Heat and Cooling Naturally
Earthships are homes built with passive solar design principles. During the cool winter months, low angled sunlight enters the home and warms the floors and walls. Exterior and load bearing walls are constructed from a “core” of up-cycled tires and rammed earth. This high thermal mass core is covered with concrete or earthen-based plasters for a smooth and cosmetically appealing surface. The mass of the walls and structure “absorb” the sun’s heat, this heat is stored in the mass walls and is then released back into the living space after the sun sets. In summer, the cool base temperature of the earth around the home provides natural cooling. This is supplemented with convective air flow and skylight vents.
Power and Water
Earthships by their nature are off-grid. This means they are self-sufficient in terms of electricity and traditional service utilities. Solar panels and/or wind turbines generate electric power. The home’s roof surface acts as a “collector” for rain and snow harvesting. Water consumption is further enhanced by re-use. An Earthship’s water stores are “processed” by filtration and purification means for initial use. Grey water from sinks and showers is processed through a biological/planter bed before being used to flush conventional toilets. These planter beds can also be used as gardens (some people grow food in grey water-irrigated gardens; some do not). The waste water from the toilets is then processed in an exterior system that can be used for exterior landscape needs. With this system the water is actually used four times… which is a great savings in its own right. Hot water for domestic use is produced using thermal solar power.
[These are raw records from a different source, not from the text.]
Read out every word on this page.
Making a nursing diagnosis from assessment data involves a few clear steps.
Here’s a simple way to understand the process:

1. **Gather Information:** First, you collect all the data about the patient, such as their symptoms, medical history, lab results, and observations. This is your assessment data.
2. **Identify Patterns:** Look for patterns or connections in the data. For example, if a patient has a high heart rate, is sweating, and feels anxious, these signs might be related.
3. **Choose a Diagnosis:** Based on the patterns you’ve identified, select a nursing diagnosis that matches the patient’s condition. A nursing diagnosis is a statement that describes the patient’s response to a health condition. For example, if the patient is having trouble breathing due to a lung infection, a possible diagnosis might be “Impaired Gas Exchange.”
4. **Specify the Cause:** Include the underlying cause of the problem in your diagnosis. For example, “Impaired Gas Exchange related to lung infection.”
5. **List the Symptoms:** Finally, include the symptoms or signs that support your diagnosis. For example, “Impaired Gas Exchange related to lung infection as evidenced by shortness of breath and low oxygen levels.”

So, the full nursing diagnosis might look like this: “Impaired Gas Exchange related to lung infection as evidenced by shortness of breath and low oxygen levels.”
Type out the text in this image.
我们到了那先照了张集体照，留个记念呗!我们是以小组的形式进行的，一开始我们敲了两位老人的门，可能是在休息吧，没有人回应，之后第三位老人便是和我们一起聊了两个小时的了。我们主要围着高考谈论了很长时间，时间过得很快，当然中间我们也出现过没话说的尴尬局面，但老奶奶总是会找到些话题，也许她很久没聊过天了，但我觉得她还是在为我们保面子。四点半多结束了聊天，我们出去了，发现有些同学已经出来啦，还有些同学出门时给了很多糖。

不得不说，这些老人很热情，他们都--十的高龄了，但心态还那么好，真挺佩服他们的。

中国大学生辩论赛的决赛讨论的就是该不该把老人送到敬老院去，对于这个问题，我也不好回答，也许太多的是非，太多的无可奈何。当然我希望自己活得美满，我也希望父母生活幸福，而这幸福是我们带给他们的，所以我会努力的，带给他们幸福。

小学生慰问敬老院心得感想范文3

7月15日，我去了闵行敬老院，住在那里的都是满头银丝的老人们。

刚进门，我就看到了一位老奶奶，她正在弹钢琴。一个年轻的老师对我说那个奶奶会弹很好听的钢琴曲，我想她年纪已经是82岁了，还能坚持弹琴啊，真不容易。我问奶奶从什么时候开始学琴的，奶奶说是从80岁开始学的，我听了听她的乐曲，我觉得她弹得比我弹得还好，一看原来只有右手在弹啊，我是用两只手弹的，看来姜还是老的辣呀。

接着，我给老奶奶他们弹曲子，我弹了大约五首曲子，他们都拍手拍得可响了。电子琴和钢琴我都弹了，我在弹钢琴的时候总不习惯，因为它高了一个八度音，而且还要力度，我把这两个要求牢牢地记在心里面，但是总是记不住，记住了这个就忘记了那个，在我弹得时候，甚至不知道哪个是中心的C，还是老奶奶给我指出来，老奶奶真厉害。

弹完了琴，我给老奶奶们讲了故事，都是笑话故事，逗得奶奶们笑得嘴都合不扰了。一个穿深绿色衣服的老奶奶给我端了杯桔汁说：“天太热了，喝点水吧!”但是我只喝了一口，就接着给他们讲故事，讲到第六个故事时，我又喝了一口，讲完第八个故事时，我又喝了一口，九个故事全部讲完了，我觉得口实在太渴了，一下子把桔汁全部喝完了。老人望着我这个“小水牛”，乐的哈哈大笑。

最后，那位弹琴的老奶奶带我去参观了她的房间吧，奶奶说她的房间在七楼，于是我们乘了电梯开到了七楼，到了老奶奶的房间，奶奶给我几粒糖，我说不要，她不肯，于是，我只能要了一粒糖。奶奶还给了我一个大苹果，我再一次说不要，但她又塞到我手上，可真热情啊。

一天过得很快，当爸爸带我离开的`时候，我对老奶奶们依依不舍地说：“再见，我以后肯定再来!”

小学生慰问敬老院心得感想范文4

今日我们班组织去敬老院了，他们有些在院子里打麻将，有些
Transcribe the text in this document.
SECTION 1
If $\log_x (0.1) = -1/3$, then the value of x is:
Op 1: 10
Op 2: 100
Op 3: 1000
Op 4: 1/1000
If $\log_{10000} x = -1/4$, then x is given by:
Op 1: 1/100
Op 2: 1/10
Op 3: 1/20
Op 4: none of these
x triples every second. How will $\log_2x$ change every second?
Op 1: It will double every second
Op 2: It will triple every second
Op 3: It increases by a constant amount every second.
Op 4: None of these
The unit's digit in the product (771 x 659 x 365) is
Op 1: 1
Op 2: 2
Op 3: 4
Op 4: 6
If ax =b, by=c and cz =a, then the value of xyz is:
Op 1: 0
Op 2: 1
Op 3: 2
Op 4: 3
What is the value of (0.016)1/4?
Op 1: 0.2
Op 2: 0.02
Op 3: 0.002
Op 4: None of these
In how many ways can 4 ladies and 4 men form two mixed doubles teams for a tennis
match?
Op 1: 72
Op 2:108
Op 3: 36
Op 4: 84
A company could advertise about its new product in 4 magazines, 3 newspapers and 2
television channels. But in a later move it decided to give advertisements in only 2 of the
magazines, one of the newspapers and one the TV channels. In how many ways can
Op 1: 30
Recycled Building Materials
One of the greatest advantages of Earthship construction is the use of reclaimed materials. The fundamental “building blocks” of an Earthship include tires, bottles and cans. Earthship “foundations” begin with old tires that are filled with simple dirt. This local material is compressed into the “form” of the tire and provides a strong solid and dense “brick”. These tire walls are built on three sides of the structure and provide both thermal mass and support for the home roofing system. Interior and decorative walls are often built using bottles and cans as the “core” materials. This integrated “matrix” of concrete and containers reduces the total amount of mortar that is needed and can provide a great decorative element.
Earthships are gaining popularity and can be found in nearly every climate type. One of the best known examples of this type of architecture and sustainable building style can be found near Taos, New Mexico. Here an entire community of Earthships make up the “Greater World Community.” This “subdivision” has been in existence for nearly 20 years.